Le gouvernement a prévu de retirer 3% du financement alloués à l’encadrement dans l’enseignement qualifiant. Quoiqu’en dise Valérie Glatigny, cela correspond à 500 équivalents temps-plein qui vont disparaître dès la prochaine rentrée.
Mais ce n’est pas tout, la Ministre prévoit également de renvoyer les élèves majeur·es dans l’enseignement pour adultes. Elle utilise le prétexte de trop grands écarts d’âge dans les classes, où des élèves de 16 ans peuvent avoir cours avec des élèves de 20 ans. Mais sa logique en est complètement boiteuse puisque ces élèves de 20 ans devront dès lors étudier avec des adultes qui ont 40, 45 ou 50 ans. Si Glatigny considère que l’écart ne pose pas de problème dans ce cas, c’est qu’elle se moque du monde.
Une autre arnaque mise en place par la ministre Glatigny est que l’enseignement pour adulte garantirait la même qualité de diplôme. Son raisonnement repose sur le fait que c’est la Fédération Wallonie-Bruxelles qui organise cet enseignement. Pourtant, certains cours disparaissent des grilles d’enseignement, comme l’éducation physique et à la citoyenneté. A cela s’ajoute que pour organiser de nouvelles options et répondre à la fermeture des 7TQ, l’enseignement pour adultes devra en fermer d’autres. Par ailleurs, la manière de mener les apprentissages et d’évaluer diffèrent fortement. Enfin, on quitte aussi l’enseignement gratuit, c’est par principe un problème concernant le droit à l’éducation.
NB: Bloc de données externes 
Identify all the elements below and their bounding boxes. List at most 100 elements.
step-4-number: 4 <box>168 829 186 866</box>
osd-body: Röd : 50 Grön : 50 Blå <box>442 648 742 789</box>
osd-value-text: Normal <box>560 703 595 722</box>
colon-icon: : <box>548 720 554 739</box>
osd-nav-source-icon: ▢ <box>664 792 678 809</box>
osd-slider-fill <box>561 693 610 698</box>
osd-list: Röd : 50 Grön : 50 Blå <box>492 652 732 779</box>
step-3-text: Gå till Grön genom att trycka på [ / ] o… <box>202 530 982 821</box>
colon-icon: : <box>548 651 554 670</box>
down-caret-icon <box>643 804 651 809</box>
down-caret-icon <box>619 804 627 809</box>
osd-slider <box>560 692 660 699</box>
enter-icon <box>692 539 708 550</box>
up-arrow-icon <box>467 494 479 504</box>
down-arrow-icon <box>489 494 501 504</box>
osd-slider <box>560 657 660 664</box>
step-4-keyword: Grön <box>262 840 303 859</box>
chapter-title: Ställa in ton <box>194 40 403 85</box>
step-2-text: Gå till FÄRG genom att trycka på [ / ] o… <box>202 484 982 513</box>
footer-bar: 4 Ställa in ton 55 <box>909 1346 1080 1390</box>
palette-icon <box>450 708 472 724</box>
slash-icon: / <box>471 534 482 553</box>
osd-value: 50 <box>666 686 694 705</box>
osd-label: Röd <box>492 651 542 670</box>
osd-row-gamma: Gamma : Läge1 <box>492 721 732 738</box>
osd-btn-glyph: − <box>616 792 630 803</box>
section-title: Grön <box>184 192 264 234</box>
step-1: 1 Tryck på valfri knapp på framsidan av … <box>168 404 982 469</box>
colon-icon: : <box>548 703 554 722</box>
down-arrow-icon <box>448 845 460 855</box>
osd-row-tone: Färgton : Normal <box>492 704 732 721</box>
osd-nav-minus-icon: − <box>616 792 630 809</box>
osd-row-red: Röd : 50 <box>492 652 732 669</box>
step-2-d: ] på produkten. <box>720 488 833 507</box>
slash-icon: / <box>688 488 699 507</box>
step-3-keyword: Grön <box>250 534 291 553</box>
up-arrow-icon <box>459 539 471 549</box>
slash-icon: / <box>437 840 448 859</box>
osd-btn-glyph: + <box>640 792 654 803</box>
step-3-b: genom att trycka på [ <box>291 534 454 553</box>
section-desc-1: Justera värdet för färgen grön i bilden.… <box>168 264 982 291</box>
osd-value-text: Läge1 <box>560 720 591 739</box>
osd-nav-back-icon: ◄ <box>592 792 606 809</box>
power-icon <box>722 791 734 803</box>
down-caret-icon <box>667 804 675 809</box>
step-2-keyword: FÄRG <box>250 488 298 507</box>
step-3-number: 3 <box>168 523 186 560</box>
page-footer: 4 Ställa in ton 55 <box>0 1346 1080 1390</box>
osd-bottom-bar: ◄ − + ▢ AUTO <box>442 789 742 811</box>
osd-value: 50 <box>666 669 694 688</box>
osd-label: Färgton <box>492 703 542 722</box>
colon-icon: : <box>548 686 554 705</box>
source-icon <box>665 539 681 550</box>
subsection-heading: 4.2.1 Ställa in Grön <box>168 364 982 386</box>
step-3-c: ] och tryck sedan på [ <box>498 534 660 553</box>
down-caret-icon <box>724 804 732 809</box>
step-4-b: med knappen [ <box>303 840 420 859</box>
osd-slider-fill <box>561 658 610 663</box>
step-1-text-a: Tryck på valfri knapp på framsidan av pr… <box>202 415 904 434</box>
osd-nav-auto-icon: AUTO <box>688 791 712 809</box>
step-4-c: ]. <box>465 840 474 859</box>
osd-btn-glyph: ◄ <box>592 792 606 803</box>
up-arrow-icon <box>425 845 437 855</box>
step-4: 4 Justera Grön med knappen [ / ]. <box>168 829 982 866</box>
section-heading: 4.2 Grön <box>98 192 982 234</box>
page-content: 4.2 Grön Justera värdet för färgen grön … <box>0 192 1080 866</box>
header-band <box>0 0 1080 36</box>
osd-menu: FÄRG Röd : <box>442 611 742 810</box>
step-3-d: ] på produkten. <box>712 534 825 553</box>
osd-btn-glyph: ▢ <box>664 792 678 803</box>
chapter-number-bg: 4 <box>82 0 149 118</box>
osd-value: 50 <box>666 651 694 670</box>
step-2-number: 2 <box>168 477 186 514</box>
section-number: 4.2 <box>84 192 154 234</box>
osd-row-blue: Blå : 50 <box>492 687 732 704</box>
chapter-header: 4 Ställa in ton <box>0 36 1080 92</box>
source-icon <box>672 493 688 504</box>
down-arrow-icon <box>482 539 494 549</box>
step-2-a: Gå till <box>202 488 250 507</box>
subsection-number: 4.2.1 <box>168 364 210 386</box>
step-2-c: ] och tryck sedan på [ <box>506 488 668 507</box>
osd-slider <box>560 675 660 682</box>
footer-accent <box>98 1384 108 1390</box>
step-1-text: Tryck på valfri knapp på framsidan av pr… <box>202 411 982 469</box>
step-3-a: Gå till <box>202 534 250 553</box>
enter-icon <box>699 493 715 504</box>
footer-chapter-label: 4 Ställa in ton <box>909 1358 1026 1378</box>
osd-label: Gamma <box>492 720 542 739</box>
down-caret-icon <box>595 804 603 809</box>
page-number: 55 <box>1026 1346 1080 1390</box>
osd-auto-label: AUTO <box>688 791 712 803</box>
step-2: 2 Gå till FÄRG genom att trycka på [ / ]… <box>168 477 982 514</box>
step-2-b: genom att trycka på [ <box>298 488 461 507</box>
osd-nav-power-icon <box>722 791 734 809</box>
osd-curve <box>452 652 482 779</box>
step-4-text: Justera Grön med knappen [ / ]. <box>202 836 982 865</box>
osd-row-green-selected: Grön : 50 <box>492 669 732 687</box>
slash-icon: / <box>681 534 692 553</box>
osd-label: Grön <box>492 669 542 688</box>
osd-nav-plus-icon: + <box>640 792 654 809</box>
Le fait que gouvernement veuille renvoyer vers des filières qui sont plus chères est potentiellement une première étape vers une marchandisation de l’enseignement et de la certification. C’est aussi une étape vers la régionalisation d’un pan de l’enseignement qu’il faut combattre.
Quelle suite le mouvement va-t-il prendre ?
Tout dépendra de la volonté des travailleur·euses à se mobiliser et à poursuivre le combat. Il y a quelque chose d’historique dans le mouvement auquel on assiste : nous sommes toustes concerné·es ! C’est le message que nous adressons à l’ensemble des différents acteurs du monde de l’enseignement : associations de parents, écoles de devoirs, organisations étudiantes, etc.